Originally called "Mathematisch Centrum" or just "MC", the CWI was founded in 1946 to contribute to post-war reconstruction.
About 200 researchers.
CWI developed the first computers in the Netherlands, the ARRA (1952) and its successors.
CWI used an ARRA to do calculations for the successful Fokker F-27 Friendship airplane and continued to produce computers via Elektrologica (1956), the first spin-off company of CWI, later bought by Philips.
In the 1950s, CWI performed calculations for the Delta Works, which were designed to protect the Dutch coastline after the great flood of 1953
CWI co-developed the computer languages ALGOL 60 and ALGOL 68
Most programming languages in use today are descended from Algol 60 (even Python)
The word "Dereference" comes from Algol 68
Guido van Rossum designed and developed the programming language Python in the 1990s at CWI. It is now one of the world’s most popular programming languages.
CWI registered the NL top level domain '.nl' on 25 April 1986. It was one of the first country domains in the world.
CWI had the first Internet domain in the Netherlands, cwi.nl, from 1 May 1986.
CWI established the first public connection between Europe and the Internet on 17 November 1988.
Then only 64Kbps, it is peaks at 5.3Tbps! Very nearly doubling every year.
Now the largest internet exchange in the world.

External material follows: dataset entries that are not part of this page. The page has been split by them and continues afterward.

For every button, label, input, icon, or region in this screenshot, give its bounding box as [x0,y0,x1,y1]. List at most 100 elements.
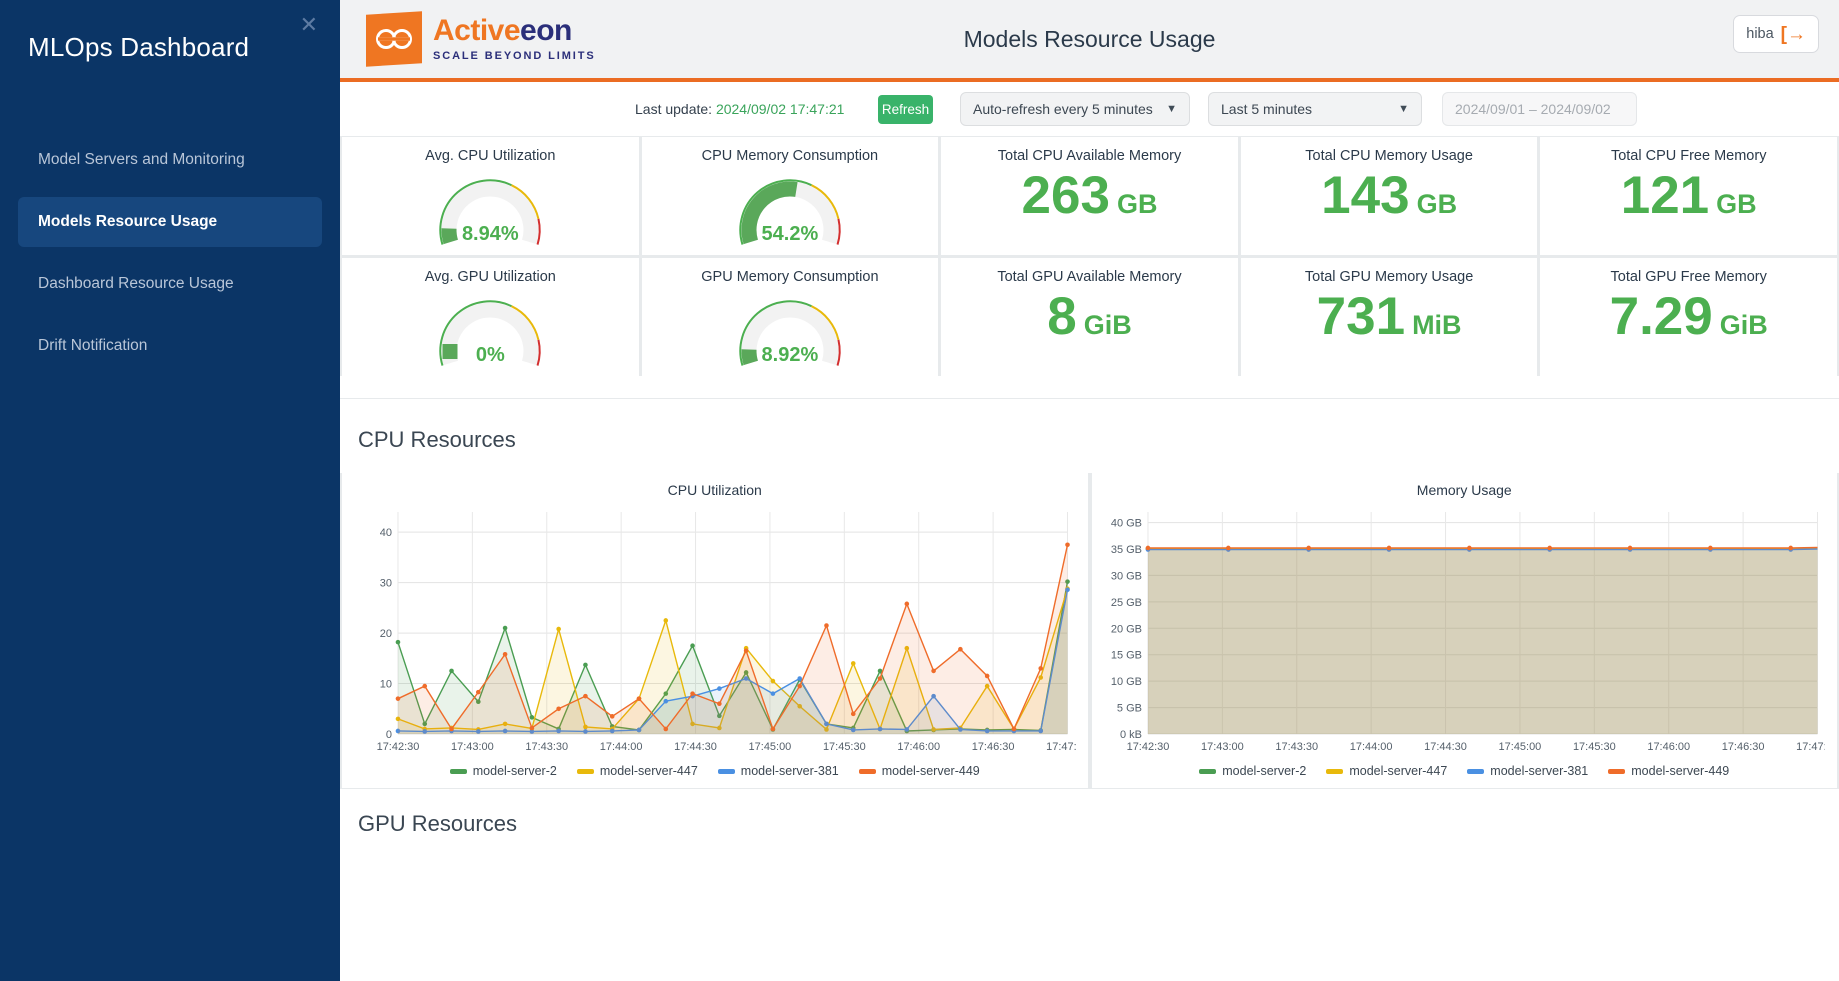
top-header: Activeeon SCALE BEYOND LIMITS Models Res… [340,0,1839,82]
svg-text:17:45:30: 17:45:30 [823,741,866,753]
chevron-down-icon: ▼ [1166,103,1177,115]
last-update-value: 2024/09/02 17:47:21 [715,101,845,117]
chevron-down-icon: ▼ [1398,103,1409,115]
legend-item[interactable]: model-server-2 [1199,764,1306,778]
activeeon-infinity-icon [366,11,422,67]
svg-text:17:43:30: 17:43:30 [1275,741,1318,753]
svg-text:17:42:30: 17:42:30 [1126,741,1169,753]
legend-label: model-server-447 [1349,764,1448,778]
legend-item[interactable]: model-server-447 [1326,764,1447,778]
legend-item[interactable]: model-server-447 [576,764,698,778]
kpi-card: GPU Memory Consumption 8.92% [641,258,939,376]
svg-text:40: 40 [380,527,392,539]
legend-item[interactable]: model-server-449 [858,764,980,778]
kpi-number: 8 [1047,287,1077,346]
cpu-section-header: CPU Resources [340,398,1839,473]
kpi-title: Total GPU Free Memory [1610,269,1767,285]
kpi-gauge: 0% [434,289,546,369]
kpi-number: 143 [1321,166,1410,225]
legend-swatch-icon [858,768,876,774]
svg-text:17:47:00: 17:47:00 [1046,741,1075,753]
kpi-value: 263 GB [1022,169,1158,222]
svg-text:17:47:00: 17:47:00 [1796,741,1825,753]
brand-logo[interactable]: Activeeon SCALE BEYOND LIMITS [340,11,596,67]
sidebar-item-drift-notification[interactable]: Drift Notification [18,321,322,371]
kpi-value: 731 MiB [1317,290,1462,343]
gpu-section-header: GPU Resources [340,788,1839,845]
sidebar-item-model-servers-and-monitoring[interactable]: Model Servers and Monitoring [18,135,322,185]
kpi-card: Total GPU Memory Usage 731 MiB [1240,258,1538,376]
time-range-value: Last 5 minutes [1221,101,1313,117]
memory-usage-chart[interactable]: 0 kB 5 GB 10 GB 15 GB 20 GB 25 GB 30 GB 35 GB 40… [1104,502,1825,760]
svg-text:17:46:00: 17:46:00 [897,741,940,753]
svg-text:17:46:30: 17:46:30 [972,741,1015,753]
kpi-number: 121 [1620,166,1710,225]
svg-text:0: 0 [386,729,392,741]
cpu-section-title: CPU Resources [358,427,516,452]
logo-word-active: Active [433,14,521,47]
kpi-title: Total GPU Memory Usage [1304,269,1474,285]
kpi-card: Avg. GPU Utilization 0% [342,258,639,376]
kpi-card: Total CPU Free Memory 121 GB [1540,137,1837,255]
legend-item[interactable]: model-server-2 [449,764,557,778]
svg-text:15 GB: 15 GB [1110,650,1141,662]
legend-label: model-server-381 [740,764,839,778]
kpi-value: 8 GiB [1047,290,1132,343]
brand-wordmark: Activeeon SCALE BEYOND LIMITS [433,16,596,62]
date-range-input[interactable]: 2024/09/01 – 2024/09/02 [1442,92,1637,126]
cpu-utilization-chart[interactable]: 0 10 20 30 40 17:42:30 17:43:00 17:43:30 17:44:0… [354,502,1076,760]
legend-swatch-icon [1467,768,1485,774]
legend-label: model-server-449 [881,764,980,778]
kpi-gauge: 8.92% [734,289,846,369]
logo-tagline: SCALE BEYOND LIMITS [433,50,596,62]
kpi-value: 143 GB [1321,169,1457,222]
user-menu-button[interactable]: hiba [→ [1733,15,1819,53]
svg-text:17:45:00: 17:45:00 [1498,741,1541,753]
user-name-label: hiba [1746,26,1774,42]
kpi-title: Total CPU Memory Usage [1305,148,1473,164]
kpi-card: CPU Memory Consumption 54.2% [641,137,939,255]
app-root: ✕ MLOps Dashboard Model Servers and Moni… [0,0,1839,981]
svg-text:17:46:00: 17:46:00 [1647,741,1690,753]
svg-text:30 GB: 30 GB [1110,570,1141,582]
legend-swatch-icon [449,768,467,774]
kpi-card: Total CPU Available Memory 263 GB [941,137,1238,255]
legend-swatch-icon [1608,768,1626,774]
sidebar-nav: Model Servers and Monitoring Models Reso… [0,135,340,371]
last-update-label: Last update: [635,101,713,117]
svg-text:10 GB: 10 GB [1110,676,1141,688]
kpi-title: GPU Memory Consumption [701,269,879,285]
kpi-gauge: 8.94% [434,168,546,248]
legend-swatch-icon [576,768,594,774]
kpi-card: Total GPU Available Memory 8 GiB [941,258,1238,376]
chart-legend: model-server-2 model-server-447 model-serv… [1104,764,1826,778]
kpi-title: Total CPU Free Memory [1610,148,1767,164]
svg-text:5 GB: 5 GB [1116,703,1141,715]
svg-text:30: 30 [380,578,392,590]
kpi-gauge-value: 54.2% [761,223,819,245]
legend-swatch-icon [1326,768,1344,774]
svg-text:20 GB: 20 GB [1110,623,1141,635]
close-icon[interactable]: ✕ [300,14,318,36]
legend-item[interactable]: model-server-381 [717,764,839,778]
svg-text:17:43:00: 17:43:00 [1200,741,1243,753]
chart-title: CPU Utilization [667,482,762,498]
sidebar-item-label: Dashboard Resource Usage [38,275,234,292]
sidebar-item-dashboard-resource-usage[interactable]: Dashboard Resource Usage [18,259,322,309]
kpi-spacer [340,376,1839,398]
legend-item[interactable]: model-server-449 [1608,764,1729,778]
auto-refresh-select[interactable]: Auto-refresh every 5 minutes ▼ [960,92,1190,126]
kpi-title: Total CPU Available Memory [997,148,1182,164]
sidebar-item-models-resource-usage[interactable]: Models Resource Usage [18,197,322,247]
legend-item[interactable]: model-server-381 [1467,764,1588,778]
svg-text:35 GB: 35 GB [1110,544,1141,556]
kpi-gauge-value: 0% [475,344,505,366]
time-range-select[interactable]: Last 5 minutes ▼ [1208,92,1422,126]
refresh-button[interactable]: Refresh [878,94,933,124]
svg-text:17:46:30: 17:46:30 [1721,741,1764,753]
kpi-title: Avg. CPU Utilization [425,148,556,164]
date-range-value: 2024/09/01 – 2024/09/02 [1455,101,1611,117]
sidebar-item-label: Drift Notification [38,337,148,354]
cpu-charts-row: CPU Utilization 0 10 20 30 40 17:42:30 17:43:0… [340,473,1839,788]
svg-text:17:45:30: 17:45:30 [1572,741,1615,753]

CWI was involved with the Web right from the beginning.
We were one of the first 500 websites, and present at the first Web Conference in 1994.
We have helped to develop many Web standards, including HTML, CSS, and the multimedia standard SMIL (and many others).
CWI is renowned for factoring large numbers.
This line of research attracted worldwide attention with the 'crack' of the RSA-512 internet security code in 1999, and recently with the crack of SHA-1, along with researchers from Google.
CWI has done research on the mathematics of road traffic.
Surprisingly a motorway, mathematically, is like a hose of water.
Maximum speeds: allowing cars to go faster can surprisingly slow down journey times, and create more traffic jams
Advisory speeds displayed on Dutch motorways use algorithms devised at CWI to calculate the optimal speed to avoid traffic jams forming.
CWI calculated the NL railway timetables.
Interesting fact: the timetables are mirrored. For instance, if a train arrives at 17 minutes to the hour from somewhere, the train back will leave at 17 minutes after the hour (plus or minus 2 minutes).
Computer pioneer Adriaan van Wijngaarden was the "Father of Dutch Computing"
Edsger Dijkstra is one of the most famous computer scientists in the world.
He did much to develop a science of computer programming.
Piet Beertema, the "Godfather of .nl", who set up the internet in the Netherlands.
Guido van Rossum, the inventor of Python
Floor Sietsma, the youngest-ever PhD in the Netherlands, who got her PhD at the CWI at age 20 (after 3 year's work, but she was in a hurry because she wanted to start another Bachelors degree in the September).
She first went to University at age 12.
CWI is an international and dynamic research centre, where loads of great things happen!